So, it’s that holiday time of the year again.
Back in 2008, when the economy had begun to tank and we were doing a lot of conscious work on ourselves, we decided that the best thing we could give each other was more connection and support.
We wanted the same level of depth and dialogue in our family circle (our kids, then ages 6 to 23, each other, our parents) that we were getting with strangers in the classes we were taking. We wanted to express gratitude, wonder and appreciation at the year gone by, to connect and communicate with those that we love, to help each person clarify their own intentions for the coming year, and to let each other know what we needed in the way of support.
So we set aside one of the holiday afternoons when everyone was gathered for a new tradition: a family inquiry and promise circle. We asked each person to spend some time alone in the morning doing some kind of vigorous exercise to clear their head: hiking, bike riding, dancing. We asked for all devices and electronics to stay off all day. We set up a snacky buffet and an art table with magazines and glue and markers in case people wanted to do their books visually… then we paired up in unlikely pairs, and handed out the promise booklets with the questions in them, so people could work side by side on their answers and really give them some good thought.
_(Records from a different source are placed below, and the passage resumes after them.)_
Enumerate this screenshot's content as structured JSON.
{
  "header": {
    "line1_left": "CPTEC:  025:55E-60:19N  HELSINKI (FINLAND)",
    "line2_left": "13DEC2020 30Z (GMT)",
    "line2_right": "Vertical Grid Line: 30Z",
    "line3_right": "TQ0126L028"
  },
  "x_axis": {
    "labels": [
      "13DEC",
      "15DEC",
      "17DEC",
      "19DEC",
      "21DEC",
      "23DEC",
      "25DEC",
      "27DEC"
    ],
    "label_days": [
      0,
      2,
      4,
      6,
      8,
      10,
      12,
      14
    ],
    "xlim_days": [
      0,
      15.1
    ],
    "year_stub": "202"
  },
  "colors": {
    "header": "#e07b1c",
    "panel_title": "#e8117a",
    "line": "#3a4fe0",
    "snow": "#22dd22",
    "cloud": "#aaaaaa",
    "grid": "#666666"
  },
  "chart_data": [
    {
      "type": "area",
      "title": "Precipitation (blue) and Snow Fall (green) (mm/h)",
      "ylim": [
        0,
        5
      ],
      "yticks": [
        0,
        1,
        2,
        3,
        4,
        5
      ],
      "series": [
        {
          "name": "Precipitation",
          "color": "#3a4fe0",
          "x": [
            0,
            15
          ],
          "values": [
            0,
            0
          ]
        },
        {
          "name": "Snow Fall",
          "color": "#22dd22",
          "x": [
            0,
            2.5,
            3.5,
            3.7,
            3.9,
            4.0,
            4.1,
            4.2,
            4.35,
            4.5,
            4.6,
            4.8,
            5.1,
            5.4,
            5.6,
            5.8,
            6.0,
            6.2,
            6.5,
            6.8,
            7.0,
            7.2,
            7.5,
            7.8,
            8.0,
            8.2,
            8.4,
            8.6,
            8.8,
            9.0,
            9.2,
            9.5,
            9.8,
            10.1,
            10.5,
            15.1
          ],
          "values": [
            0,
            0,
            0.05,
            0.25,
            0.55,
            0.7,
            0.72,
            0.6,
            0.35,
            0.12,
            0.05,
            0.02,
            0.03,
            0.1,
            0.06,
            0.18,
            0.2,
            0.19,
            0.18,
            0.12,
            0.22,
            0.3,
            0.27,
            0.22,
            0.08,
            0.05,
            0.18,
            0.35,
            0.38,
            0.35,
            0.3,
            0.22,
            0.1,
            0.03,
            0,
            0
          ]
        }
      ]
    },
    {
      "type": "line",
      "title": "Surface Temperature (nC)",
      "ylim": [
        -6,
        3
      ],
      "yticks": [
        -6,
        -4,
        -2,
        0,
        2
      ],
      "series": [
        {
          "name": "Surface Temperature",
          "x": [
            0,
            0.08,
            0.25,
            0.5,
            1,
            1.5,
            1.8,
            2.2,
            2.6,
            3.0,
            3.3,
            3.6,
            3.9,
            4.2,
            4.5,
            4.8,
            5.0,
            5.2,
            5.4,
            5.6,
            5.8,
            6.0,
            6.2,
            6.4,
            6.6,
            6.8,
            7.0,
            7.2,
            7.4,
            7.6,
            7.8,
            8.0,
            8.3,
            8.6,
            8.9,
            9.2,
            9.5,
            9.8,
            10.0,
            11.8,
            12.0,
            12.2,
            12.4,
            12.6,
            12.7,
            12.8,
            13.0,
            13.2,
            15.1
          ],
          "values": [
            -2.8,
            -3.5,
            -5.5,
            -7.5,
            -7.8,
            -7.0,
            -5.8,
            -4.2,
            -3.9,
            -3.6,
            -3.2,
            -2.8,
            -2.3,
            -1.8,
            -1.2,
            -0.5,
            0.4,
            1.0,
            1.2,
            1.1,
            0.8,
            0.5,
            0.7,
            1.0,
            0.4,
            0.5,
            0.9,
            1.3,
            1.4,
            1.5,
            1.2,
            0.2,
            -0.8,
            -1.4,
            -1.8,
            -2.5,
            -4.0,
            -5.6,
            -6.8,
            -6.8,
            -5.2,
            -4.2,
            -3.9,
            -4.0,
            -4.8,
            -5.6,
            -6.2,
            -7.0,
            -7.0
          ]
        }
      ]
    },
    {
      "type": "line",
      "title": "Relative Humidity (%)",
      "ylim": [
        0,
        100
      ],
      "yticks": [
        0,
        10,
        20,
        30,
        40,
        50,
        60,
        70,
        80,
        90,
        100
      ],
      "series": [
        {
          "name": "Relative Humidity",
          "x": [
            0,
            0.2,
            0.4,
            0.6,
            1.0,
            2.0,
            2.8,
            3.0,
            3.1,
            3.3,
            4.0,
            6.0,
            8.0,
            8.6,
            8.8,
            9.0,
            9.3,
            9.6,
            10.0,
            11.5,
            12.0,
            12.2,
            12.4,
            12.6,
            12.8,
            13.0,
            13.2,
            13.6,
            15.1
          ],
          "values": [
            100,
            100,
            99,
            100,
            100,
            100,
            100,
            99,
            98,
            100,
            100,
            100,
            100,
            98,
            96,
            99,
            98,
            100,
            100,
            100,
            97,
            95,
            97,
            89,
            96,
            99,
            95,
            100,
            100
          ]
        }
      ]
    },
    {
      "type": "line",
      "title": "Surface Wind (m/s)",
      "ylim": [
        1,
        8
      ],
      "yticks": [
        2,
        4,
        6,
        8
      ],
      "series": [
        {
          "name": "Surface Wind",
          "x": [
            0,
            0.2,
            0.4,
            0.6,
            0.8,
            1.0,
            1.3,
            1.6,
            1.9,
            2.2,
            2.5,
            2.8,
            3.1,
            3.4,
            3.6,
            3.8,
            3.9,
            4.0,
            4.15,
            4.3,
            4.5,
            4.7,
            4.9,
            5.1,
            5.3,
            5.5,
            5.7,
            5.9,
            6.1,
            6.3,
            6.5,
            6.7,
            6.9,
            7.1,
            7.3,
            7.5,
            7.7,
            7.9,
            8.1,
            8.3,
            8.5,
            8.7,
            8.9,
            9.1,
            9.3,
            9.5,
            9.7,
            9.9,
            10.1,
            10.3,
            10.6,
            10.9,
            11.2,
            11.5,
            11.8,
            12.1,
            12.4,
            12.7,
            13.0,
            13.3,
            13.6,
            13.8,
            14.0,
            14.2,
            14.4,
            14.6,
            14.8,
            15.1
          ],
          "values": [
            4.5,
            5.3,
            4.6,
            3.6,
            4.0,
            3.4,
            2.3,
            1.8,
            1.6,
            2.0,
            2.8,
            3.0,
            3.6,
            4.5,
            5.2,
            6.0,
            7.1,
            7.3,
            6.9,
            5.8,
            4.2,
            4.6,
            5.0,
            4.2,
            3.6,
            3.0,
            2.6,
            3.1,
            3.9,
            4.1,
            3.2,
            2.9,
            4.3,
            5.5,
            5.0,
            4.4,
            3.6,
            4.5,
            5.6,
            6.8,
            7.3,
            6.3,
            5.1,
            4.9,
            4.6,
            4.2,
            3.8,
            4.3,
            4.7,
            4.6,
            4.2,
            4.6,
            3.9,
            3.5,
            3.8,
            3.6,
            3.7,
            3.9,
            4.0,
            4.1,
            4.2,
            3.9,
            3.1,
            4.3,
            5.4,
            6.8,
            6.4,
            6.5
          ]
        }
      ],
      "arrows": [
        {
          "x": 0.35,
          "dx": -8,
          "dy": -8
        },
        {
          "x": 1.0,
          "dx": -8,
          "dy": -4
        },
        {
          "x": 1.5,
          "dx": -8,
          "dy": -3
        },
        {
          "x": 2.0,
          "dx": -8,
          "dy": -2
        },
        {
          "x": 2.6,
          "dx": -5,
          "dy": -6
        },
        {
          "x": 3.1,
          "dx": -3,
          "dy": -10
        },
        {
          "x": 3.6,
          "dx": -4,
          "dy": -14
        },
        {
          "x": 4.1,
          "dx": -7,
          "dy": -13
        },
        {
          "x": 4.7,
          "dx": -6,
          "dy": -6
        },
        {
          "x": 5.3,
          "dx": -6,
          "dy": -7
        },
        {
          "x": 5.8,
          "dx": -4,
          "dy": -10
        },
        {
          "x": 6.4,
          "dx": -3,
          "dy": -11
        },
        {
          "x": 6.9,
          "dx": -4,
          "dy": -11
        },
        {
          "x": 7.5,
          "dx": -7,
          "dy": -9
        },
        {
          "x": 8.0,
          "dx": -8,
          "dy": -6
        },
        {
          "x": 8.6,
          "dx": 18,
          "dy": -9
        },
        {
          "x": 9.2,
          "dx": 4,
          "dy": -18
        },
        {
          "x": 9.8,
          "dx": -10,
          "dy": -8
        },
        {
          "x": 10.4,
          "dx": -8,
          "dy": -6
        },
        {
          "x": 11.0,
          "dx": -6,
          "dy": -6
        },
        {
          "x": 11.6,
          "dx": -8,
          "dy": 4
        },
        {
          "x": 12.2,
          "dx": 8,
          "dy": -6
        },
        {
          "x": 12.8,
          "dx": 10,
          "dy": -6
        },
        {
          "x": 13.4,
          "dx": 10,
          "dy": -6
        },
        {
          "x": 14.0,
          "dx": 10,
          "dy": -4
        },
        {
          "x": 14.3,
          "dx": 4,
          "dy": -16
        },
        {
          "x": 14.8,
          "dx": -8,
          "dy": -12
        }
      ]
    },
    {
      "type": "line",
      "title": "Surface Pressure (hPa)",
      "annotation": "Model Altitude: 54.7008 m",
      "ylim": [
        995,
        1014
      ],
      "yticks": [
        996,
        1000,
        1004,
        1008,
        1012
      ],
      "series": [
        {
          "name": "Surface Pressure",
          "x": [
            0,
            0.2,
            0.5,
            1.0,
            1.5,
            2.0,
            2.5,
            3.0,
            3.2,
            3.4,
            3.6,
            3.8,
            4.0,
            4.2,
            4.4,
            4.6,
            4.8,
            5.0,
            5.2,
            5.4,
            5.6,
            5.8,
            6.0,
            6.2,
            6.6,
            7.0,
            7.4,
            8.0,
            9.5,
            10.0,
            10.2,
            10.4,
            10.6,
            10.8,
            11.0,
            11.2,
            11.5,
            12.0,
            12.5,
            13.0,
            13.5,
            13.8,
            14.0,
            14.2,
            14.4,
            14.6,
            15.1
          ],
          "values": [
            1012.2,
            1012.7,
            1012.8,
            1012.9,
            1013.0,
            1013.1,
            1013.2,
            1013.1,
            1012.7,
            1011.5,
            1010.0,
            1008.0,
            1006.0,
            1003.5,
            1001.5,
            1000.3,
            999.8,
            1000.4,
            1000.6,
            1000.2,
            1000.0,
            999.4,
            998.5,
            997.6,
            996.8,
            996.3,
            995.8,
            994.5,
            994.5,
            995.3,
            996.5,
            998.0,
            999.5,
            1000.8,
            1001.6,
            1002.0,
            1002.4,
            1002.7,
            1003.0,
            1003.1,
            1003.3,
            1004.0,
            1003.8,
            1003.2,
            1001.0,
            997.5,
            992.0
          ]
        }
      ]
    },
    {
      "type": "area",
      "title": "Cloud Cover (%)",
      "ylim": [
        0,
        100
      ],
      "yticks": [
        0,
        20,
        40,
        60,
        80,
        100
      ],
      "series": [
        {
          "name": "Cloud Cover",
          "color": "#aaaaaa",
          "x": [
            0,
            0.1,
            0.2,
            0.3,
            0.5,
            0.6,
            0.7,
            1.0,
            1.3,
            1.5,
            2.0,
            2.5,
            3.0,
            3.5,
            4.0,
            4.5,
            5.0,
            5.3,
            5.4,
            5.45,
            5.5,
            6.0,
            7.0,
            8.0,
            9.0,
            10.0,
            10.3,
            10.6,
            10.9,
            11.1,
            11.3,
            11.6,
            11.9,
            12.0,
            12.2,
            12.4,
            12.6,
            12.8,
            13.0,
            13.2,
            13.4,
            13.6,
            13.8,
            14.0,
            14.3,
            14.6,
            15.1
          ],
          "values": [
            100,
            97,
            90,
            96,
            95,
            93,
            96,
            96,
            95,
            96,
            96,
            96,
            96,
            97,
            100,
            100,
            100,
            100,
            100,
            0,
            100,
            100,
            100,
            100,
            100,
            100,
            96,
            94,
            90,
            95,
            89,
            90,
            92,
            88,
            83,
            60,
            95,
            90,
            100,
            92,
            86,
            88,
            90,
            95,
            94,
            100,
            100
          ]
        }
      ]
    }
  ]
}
Late in the afternoon, we gathered in a circle, all piled up on pillows and blankets and cuddled with popcorn and cider and teas, and put all the questions in a hat. We pulled a question and went around the circle while everyone referred to their notes and shared their answers. There were some sibling ground rules, like no heckling, and only one person talks at once, and how to do non-judgmental inquiry, and that was cool. There were a lot of questions in the book, but we only pulled 5 to do in the circle. Then, we did a final round robin, where each person could have an extended time to talk about where they were at and what mattered to them and what kind of help they wanted in the coming year making that happen. Lots of play and smiles and nodding heads ensued.
It takes some amount of willingness to play and open up to do it “formally”-with all the intentions and format, but even if your family’s not up for the whole thing, you can sneak in the inquiry by just using the question list to get a little deeper than “how are you?”. It was so rewarding for each person to be asked meaningful questions and actively listened to by the whole family, to be known in that way- and even our 6 year old had really profound answers to the questions we asked.
The questions were divided in reflections and preflections:
- What was your most glorious moment this year?
- What did you learn (something tangible or life-lesson-ish)?
- What will you never do again that you did this year?
- What was your most embarrassing moment?
- What happened in the outside world that impacted you the most?
- What’s working and what’s not working in your life?
- What do you want more of?
- What are you most proud of?
- What’s the most memorable moment?
- When did you laugh the hardest?
- When did you cry the most?
- If the year had a theme for you, what would it be?
- What gets you energized when you think about the year ahead?
- What are you most concerned about in the bigger world?
- What habits do you want to change to let your best self shine?
- What relationships do you want to improve or change?
- Who do you want to meet?
- What experiences do you hope for?
- How will you serve?
- What do you want to accomplish?
- What do you intend the theme of the year to be?
- What are your goals in you avocations?
- What are your goals in your vocation?
- What are you dreaming of? Paint your most fantastical vision of your most fulfilled self.
I hope you try it. Sometimes the most unexpected things come out, especially from the youngest ones.